The bread machine Anne McCloskey bought sits idle in her Magnolia home. So do her new gardening supplies. Her burgeoning collectible book and textbook business is on indefinite hiatus. The 56-year-old gives a disbelieving sort of laugh over Zoom as she recounts her initial pandemic aspirations. “I was going to have a good time and just be kind of isolated while everybody else was worrying.”

McCloskey knew about the novel coronavirus by early March 2020—the whole world did—but “that was in Kirkland” or supposedly linked to travel. Covid-19 wasn’t even a thought when she got a runny nose and a sore throat shortly before governor Jay Inslee’s stay-home order.

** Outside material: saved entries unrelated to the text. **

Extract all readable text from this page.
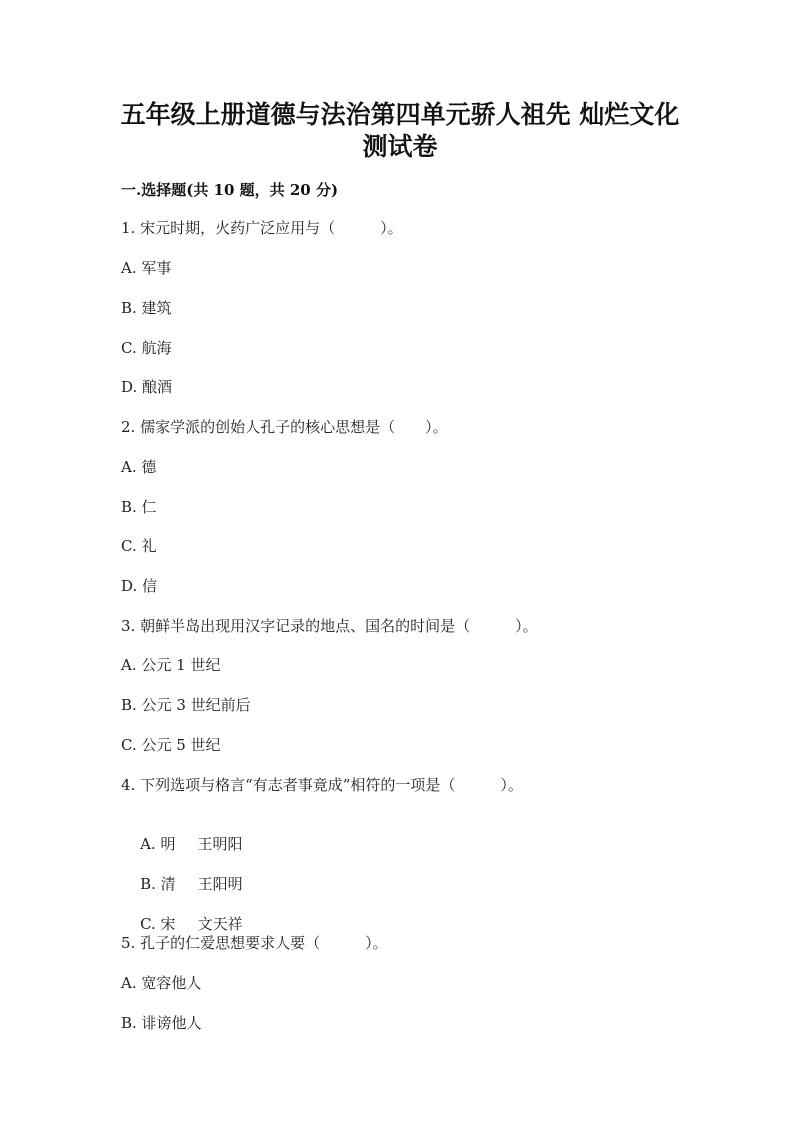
五年级上册道德与法治第四单元骄人祖先 灿烂文化
测试卷
一.选择题(共 10 题，共 20 分)
1. 宋元时期，火药广泛应用与（　　　）。
A. 军事
B. 建筑
C. 航海
D. 酿酒
2. 儒家学派的创始人孔子的核心思想是（　　）。
A. 德
B. 仁
C. 礼
D. 信
3. 朝鲜半岛出现用汉字记录的地点、国名的时间是（　　　）。
A. 公元 1 世纪
B. 公元 3 世纪前后
C. 公元 5 世纪
4. 下列选项与格言“有志者事竟成”相符的一项是（　　　）。

A. 明 王明阳

B. 清 王阳明

C. 宋 文天祥

5. 孔子的仁爱思想要求人要（　　　）。
A. 宽容他人
B. 诽谤他人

But then she developed a cough and lost her ability to smell and taste. She constantly burned things on the stove, unable to detect the smoke. Delirium set in. “I remember having a note by my bed,” McCloskey says. “I had to remind myself of my name, where I was, that I had children.” She lost her voice; her vision blurred.

Though she never got a PCR test, reports of people dying alone in the ICU were enough to convince McCloskey to tough it out at home. She didn’t enter a medical facility until May, when she finally felt well enough to venture beyond her bedroom. A CAT scan found blood clots up and down her right lung.

Since then, McCloskey’s suffered what she calls the “platinum package” of long Covid issues: organ damage, vertigo, neuropathy. Her days are consumed with medical appointments; her eyes still can’t focus long enough to read a book. She’s found strength in her long Covid support group, a virtual lifeline with survivors from around the world. She’s thankful to be alive and for her doctors at UW Medicine’s post-Covid clinic, whom she calls “best in class.” It’s still a bitter sting, though, when she hears people dismiss the pandemic as over. “I’m trying to navigate out of where I am now, three years later.”

Three years later, medical experts are also charting a post-Covid future for the estimated 20 million people in the United States dealing with long Covid. Back when McCloskey was still in the thick of her delirium, researchers for the Institute for Systems Biology, Swedish Medical Center, and UW Medicine were taking blood samples from patients shortly after diagnosis and then again two or three months later. Their early pandemic aspirations were to track recuperation from the disease. 

But “as it turned out, many people didn’t really recover by that time frame,” says Dr. Jason D. Goldman, a Swedish physician and a University of Washington School of Medicine faculty member. Instead, that work informed one of the first deep-dive studies into long Covid risk factors, published in Cell in January 2022.

The study was only the start. “Quite frankly, [long Covid] has defied understanding, both in the clinic and in lots of research,” Goldman says. With more than 200 identified symptoms, patterns are almost imperceptible, making it all the more difficult to design effective treatments. In October 2022 the National Institutes of Health–funded Researching Covid to Enhance Recovery (RECOVER) initiative launched a four-year clinical trial with 14 centers around the country to settle on a clinical and biological definition for the condition and to understand care for patients. 

“Long Covid clinics are pretty full, and people are desperate,” says ISB’s president, Dr. James Heath, who’s leading RECOVER’s Pacific Northwest consortium. “There’s a [public] sense that we’re done with this, that we want to move on to the next problem.”

But that doesn’t mean this problem has gone away. On a recent trip to her doctor’s office, McCloskey stepped off the elevator wearing a mask and eye protection. Then she heard someone mock her getup as the doors slid shut. “I’m just like, you have no idea,” she says, her voice growing watery. The world wants to move on. She does, too.